Some of diplomats and UN officials were sceptical about its value to the Third World.

Egypt’s Ambassador and chairman of the Third World "Group of 77", Ahmed Tawfik Khalil, told IPS the proposal could be positive "if it denoted a new attention by the U.S. President to trade an development" issues.

And India’s deputy chief delegate, Ambassador P. M. Malik, said a new round could be "redundant" unless there was also a commitment to implement several aspects of the two previous negotiations that have still not been implemented.

The proposal was also discussed briefly at a meeting of the G-77, but the meeting decided to defer detailed consideration until after Ambassadors had been able to consult their governments.

In his fourth "state of the union" message to a joint meeting of the U.S. House and Senate Wednesday night, Reagan asked the United States’ trading partners, "developing and developed alike, to join U.S. in a new round of trade negotiations to expand trade and competition and strengthen the global economy".

Reagan said there was need for "a stronger and simpler approach to the process of making trade policy".

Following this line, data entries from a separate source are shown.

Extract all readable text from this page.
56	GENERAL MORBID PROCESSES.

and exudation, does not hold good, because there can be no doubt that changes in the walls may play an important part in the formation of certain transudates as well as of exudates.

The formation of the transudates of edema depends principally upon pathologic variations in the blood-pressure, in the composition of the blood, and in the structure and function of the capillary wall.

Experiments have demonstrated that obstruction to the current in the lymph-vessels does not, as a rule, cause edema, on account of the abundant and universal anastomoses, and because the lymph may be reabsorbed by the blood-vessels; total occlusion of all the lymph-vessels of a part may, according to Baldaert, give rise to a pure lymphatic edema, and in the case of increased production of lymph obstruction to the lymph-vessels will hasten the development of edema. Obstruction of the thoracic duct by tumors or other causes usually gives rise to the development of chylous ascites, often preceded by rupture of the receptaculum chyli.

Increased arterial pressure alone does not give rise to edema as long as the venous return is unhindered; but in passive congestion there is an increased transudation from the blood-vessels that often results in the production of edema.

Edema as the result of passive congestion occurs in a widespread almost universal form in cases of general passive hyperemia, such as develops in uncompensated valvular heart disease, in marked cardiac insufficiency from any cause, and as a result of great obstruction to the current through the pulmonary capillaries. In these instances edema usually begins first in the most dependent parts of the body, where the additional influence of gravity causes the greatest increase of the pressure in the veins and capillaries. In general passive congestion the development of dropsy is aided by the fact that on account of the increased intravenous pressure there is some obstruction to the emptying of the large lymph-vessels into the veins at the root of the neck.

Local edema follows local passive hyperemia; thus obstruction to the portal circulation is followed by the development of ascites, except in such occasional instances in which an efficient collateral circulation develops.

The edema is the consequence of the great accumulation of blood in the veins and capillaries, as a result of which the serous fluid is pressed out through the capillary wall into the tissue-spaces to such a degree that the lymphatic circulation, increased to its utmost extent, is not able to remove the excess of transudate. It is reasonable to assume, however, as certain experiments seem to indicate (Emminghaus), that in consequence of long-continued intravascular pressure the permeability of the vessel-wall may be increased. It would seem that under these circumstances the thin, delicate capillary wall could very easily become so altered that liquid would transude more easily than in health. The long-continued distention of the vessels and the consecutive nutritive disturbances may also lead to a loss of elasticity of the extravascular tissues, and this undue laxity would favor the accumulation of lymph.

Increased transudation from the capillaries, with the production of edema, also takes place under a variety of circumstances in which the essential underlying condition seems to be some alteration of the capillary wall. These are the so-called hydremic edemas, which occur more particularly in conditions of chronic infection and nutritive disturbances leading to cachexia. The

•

Reagan’s call came amid growing concern about the rising tide of protectionism in the United States as several traditional industries such as steel and auto, face stiff competition from both Third World and developing countries.

Against the background, one official noted that Reagan’s statement was as much "tactical domestically" as an appeal for new international arrangements.

Some observers also suggested that the United States is principally concerned with settling differences with the European Economic Community and Japan, and that the Third World could be "marginalised" in such a process, as one European diplomat put it.

One Third World concern is the so-called "safeguards code", which came out of the "Tokyo Round" of trade negotiations in the 1970’s which permitted certain exceptions to free access and which the United States has used to build protectionist barriers, a G-77 official said.

The Third World group has long been arguing for the lowering of these barriers.

Jean Ripert, the UN Director General for Development and International Economic Cooperation, said that trade protectionism was one of the "major dangers" that might impede a solution to the debt crisis.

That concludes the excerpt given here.